2009 Keynote Speakers: Lewis M. Duncan


Lewis M. Duncan, President, Rollins College, and former dean and professor of the Thayer School of Engineering at Dartmouth College

The Illiberal Art of Engineering  (click title for pdf)

ABSTACT:  Engineering is the application of science for human benefit.  It is rational, interpretive and purposeful.  This explicitly utilitarian principle stands in contrast to the classical liberal arts discourse of knowledge as its own end.  Indeed, engineering is knowledge applied.  Through engineering education we seek graduates who are not merely reflective, but also reflexive.  However, the modern manifestations of engineering education, far removed from the vocational apprenticeships of the industrial revolution, and of liberal education, also far removed from the academic elitism of its post-enlightenment foundations, today are converging on a shared vision of higher education.  We openly celebrate the intellectual priority of critical reasoning, the pragmatic importance of proficiencies in communication, the translational and transnational character of wisdom, and the essential ideals of global citizenship and responsible leadership in a diverse society.  We strive today not merely for a life of the mind, but for a life that is mindful.  This essay continues that dialogue of cultural reconciliation between the humanities and the sciences, between the pure and the applied, between the past and the future.

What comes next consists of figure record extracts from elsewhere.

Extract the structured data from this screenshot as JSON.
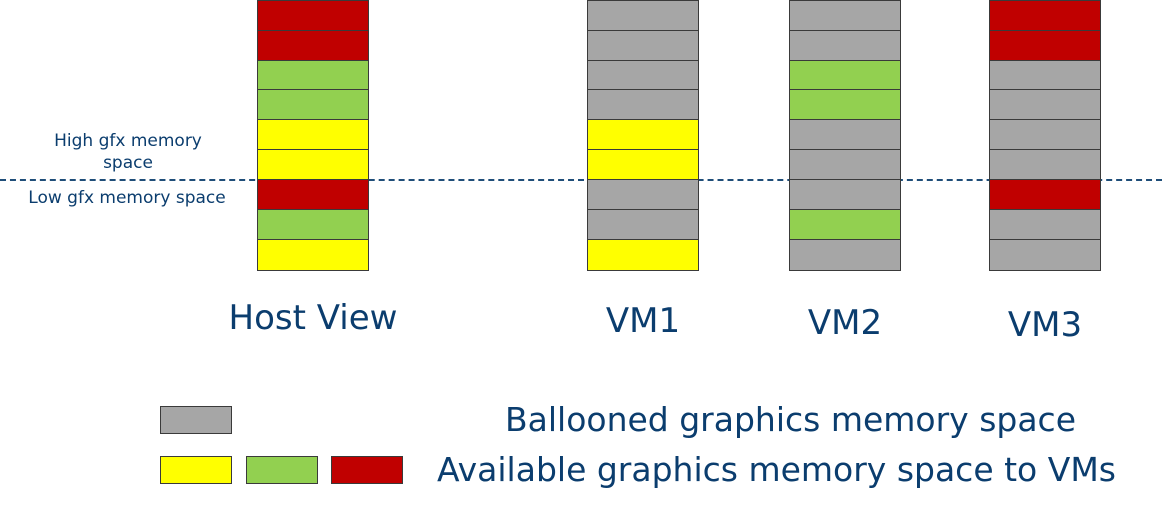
{
  "colors": {
    "ballooned": "#a6a6a6",
    "yellow": "#ffff00",
    "green": "#92d050",
    "red": "#c00000"
  },
  "labels": {
    "high_space": "High gfx memory\nspace",
    "low_space": "Low gfx memory space"
  },
  "columns": [
    {
      "label": "Host View",
      "cells": [
        "red",
        "red",
        "green",
        "green",
        "yellow",
        "yellow",
        "red",
        "green",
        "yellow"
      ]
    },
    {
      "label": "VM1",
      "cells": [
        "ballooned",
        "ballooned",
        "ballooned",
        "ballooned",
        "yellow",
        "yellow",
        "ballooned",
        "ballooned",
        "yellow"
      ]
    },
    {
      "label": "VM2",
      "cells": [
        "ballooned",
        "ballooned",
        "green",
        "green",
        "ballooned",
        "ballooned",
        "ballooned",
        "green",
        "ballooned"
      ]
    },
    {
      "label": "VM3",
      "cells": [
        "red",
        "red",
        "ballooned",
        "ballooned",
        "ballooned",
        "ballooned",
        "red",
        "ballooned",
        "ballooned"
      ]
    }
  ],
  "legend": {
    "ballooned_text": "Ballooned graphics memory space",
    "available_text": "Available graphics memory space to VMs",
    "available_swatches": [
      "yellow",
      "green",
      "red"
    ]
  }
}
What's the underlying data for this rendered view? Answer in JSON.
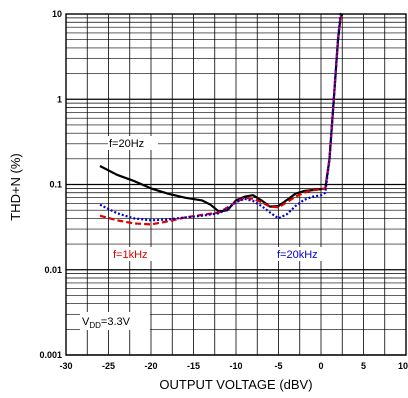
{
  "chart_data": {
    "type": "line",
    "xlabel": "OUTPUT VOLTAGE (dBV)",
    "ylabel": "THD+N (%)",
    "xlim": [
      -30,
      10
    ],
    "ylim": [
      0.001,
      10
    ],
    "yscale": "log",
    "grid": true,
    "x_ticks": [
      "-30",
      "-25",
      "-20",
      "-15",
      "-10",
      "-5",
      "0",
      "5",
      "10"
    ],
    "y_ticks": [
      "0.001",
      "0.01",
      "0.1",
      "1",
      "10"
    ],
    "series": [
      {
        "name": "f=20Hz",
        "color": "#000000",
        "style": "solid",
        "x": [
          -26,
          -24,
          -22,
          -20,
          -18,
          -16,
          -14,
          -13,
          -12,
          -11,
          -10,
          -9,
          -8,
          -7,
          -6,
          -5,
          -4,
          -3,
          -2,
          -1,
          0,
          0.5,
          1,
          1.5,
          2,
          2.3,
          2.5
        ],
        "y": [
          0.165,
          0.13,
          0.11,
          0.09,
          0.078,
          0.07,
          0.065,
          0.058,
          0.048,
          0.05,
          0.065,
          0.072,
          0.075,
          0.065,
          0.055,
          0.056,
          0.066,
          0.078,
          0.084,
          0.086,
          0.088,
          0.09,
          0.2,
          1,
          5,
          9,
          10
        ]
      },
      {
        "name": "f=1kHz",
        "color": "#e00000",
        "style": "dashed",
        "x": [
          -26,
          -24,
          -22,
          -20,
          -18,
          -16,
          -14,
          -12,
          -10,
          -9,
          -8,
          -7,
          -6,
          -5,
          -4,
          -3,
          -2,
          -1,
          0,
          0.5,
          1,
          1.5,
          2,
          2.3,
          2.5
        ],
        "y": [
          0.043,
          0.038,
          0.035,
          0.034,
          0.037,
          0.041,
          0.044,
          0.047,
          0.062,
          0.07,
          0.068,
          0.062,
          0.055,
          0.054,
          0.062,
          0.072,
          0.08,
          0.086,
          0.088,
          0.09,
          0.2,
          1,
          5,
          9,
          10
        ]
      },
      {
        "name": "f=20kHz",
        "color": "#0000d0",
        "style": "dotted",
        "x": [
          -26,
          -24,
          -22,
          -20,
          -18,
          -16,
          -14,
          -12,
          -11,
          -10,
          -9,
          -8,
          -7,
          -6,
          -5,
          -4,
          -3,
          -2,
          -1,
          0,
          0.5,
          1,
          1.5,
          2,
          2.3,
          2.5
        ],
        "y": [
          0.058,
          0.046,
          0.04,
          0.038,
          0.039,
          0.041,
          0.043,
          0.046,
          0.052,
          0.062,
          0.068,
          0.064,
          0.056,
          0.047,
          0.04,
          0.045,
          0.056,
          0.066,
          0.072,
          0.075,
          0.08,
          0.2,
          1,
          5,
          10,
          10
        ]
      }
    ],
    "annotations": {
      "f20hz": "f=20Hz",
      "f1khz": "f=1kHz",
      "f20khz": "f=20kHz",
      "vdd_main": "V",
      "vdd_sub": "DD",
      "vdd_value": "=3.3V"
    }
  }
}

BIOGRAPHY:   Lewis M. Duncan was elected president of Rollins College in Winter Park, Florida, in 2004.  He is former dean and professor of the Thayer School of Engineering at Dartmouth College and was previously provost and senior vice president for academic affairs at the University of Tulsa.  

Dr. Duncan received his bachelor’s degree in physics and mathematics and his master’s and doctorate in space physics from Rice University.  As a National Science Foundation post-doctoral fellow, he conducted research at the National Astronomy and Ionosphere Center in Puerto Rico.  He subsequently joined the Los Alamos National Laboratory as a research scientist, later becoming a section head in the Division of Earth and Space Sciences.

Following a year as a Carnegie Science Fellow at Stanford University’s Center for International Security and Arms Control, he joined the faculty of Clemson University as associate dean of the College of Sciences.  He was founding director of the South Carolina Space Grant Consortium and remains a fellow of Clemson’s Thurmond Institute of Government and Public Affairs.  He currently serves on the Florida Technology, Research and Scholarship Board.